Various researchers consider evolvable hardware to encompass various marriages of artificial evolution and hardware synthesis and operation. I see any hardware system that uses an evolutionary algorithm to guide alterations to its architecture as evolvable hardware. To review current work and read about some case studies, see the book chapter "On Evolvable Hardware", which can be downloaded from my publications page.
One of the main problems for evolvable hardware, and to a large extent EC in general, is that the difficulty in finding a good solution explodes as the size of the problem increases. My main research interest is finding methods to increase the scalability of evolvable hardware techniques, through improving the evolvability of the systems, rather than using brute force.

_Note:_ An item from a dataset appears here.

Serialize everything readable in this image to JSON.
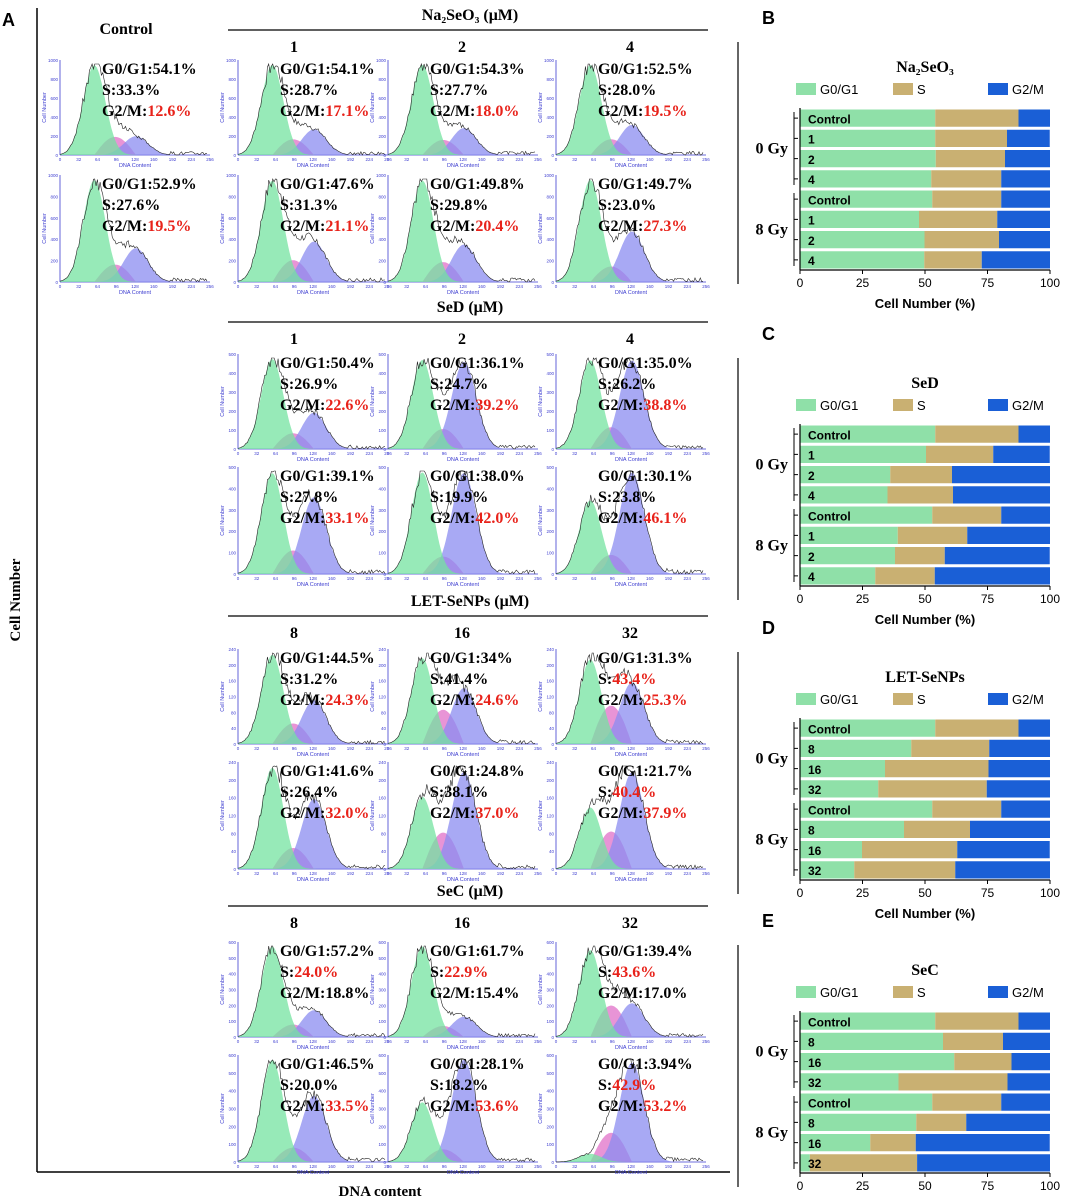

Evolvability of an EC system can be improved by tuning the problem to the evolutionary algorithm, thereby making the fitness landscape more tractable to the algorithm, or tuning the algorithm operators to the problem, so the algorithm moves across the landscape in a smoother manner. A number of techniques have been identified to achieve these, although they have not necessarily been applied to evolvable hardware specifically. The most common alteration to the algorithm is modularisation.
Many problems can be divided into sub-problems, which can be solved separately. Human designers tend to work using the principle of ‘divide and conquer’, recursively modularising problems from the top down. Evolutionary algorithms work from the bottom up, according to the building block theory looking for small, highly fit parts of a problem, and recombining these to find better solutions. Modularisation techniques can be used to help the evolutionary algorithm in its quest, by identifying and fixing these building blocks so we no longer have to rely purely on schema theorem to do all the work.
Modularisation techniques can be divided into two categories – explicit and implicit. Explicit modularisation techniques expressly search for modules to define within a solution. Those that have been used with evolutionary algorithms to date include ADFs and module acquisition.
Implicit methods produce modularity indirectly. The most obvious of these is the use of embryogenies, which occurs in nature. Embryogenies, or growth processes, can produce remarkable amounts of modularity at various levels, from the cellular to organ-level. Embryogenies can also provide other useful features, such as genotype compression and recursion of phenotype structures.
In nature, many species evolve simultaneously. Interactions between evolving species (or other groupings) can occur either directly, or indirectly through the environment or a third party. How similar interactions between artificial species can affect artificial evolution is a current area of research. Most of the work to date has been directed at using co-evolution with directly competing species, thus generating ‘arms races’ between the species.
Recently, work has begun to look at mutualism, where species evolve to co-operate, rather than to compete. These sorts of interactions have been found useful in a number of areas, including modularisation through speciation, where the co-evolving species must interact to produce a final solution. Modularisation through mutualism could prove to be a fruitful aid to scalability.
Changing the Problem
The other approach to improving evolvability is to change the problem representation to make the fitness landscape more evolvable. One of the great advantages of evolvable hardware is that the evolutionary algorithm will make use of any features of the representation that it finds useful. Therefore if we allow the algorithm to see our hardware as more than just synchronous digital hardware, we will be introducing a lot more detail to the fitness landscape. This could provide intermediate points in the landscape, which may result in a ‘smoother’ and more evolvable landscape, so much so that the increase in problem search space is offset by the increase in pathways to good solutions. Evolving designs intrinsically in FPGA hardware can allow us to explore this, which no software-only evolutionary paradigm can.
To ensure robustness, we may want to find a synchronous digital solution, but this does not preclude the use of other more esoteric points on our climb to that solution. Precisely how the bias of digital/analogue and synchronous/asynchronous behaviour should be directed during runs to achieve this is an interesting area of research, as is the whole issue of whether intrinsic evolvable hardware can really help with scalability in this manner.
Applications of Evolvable Hardware
I am also interested in identifying applications that evolvable hardware is suitable for. As scalability is improved, more applications will become realistic. Applications that I am currently interested in are general data compression, encryption and error correction.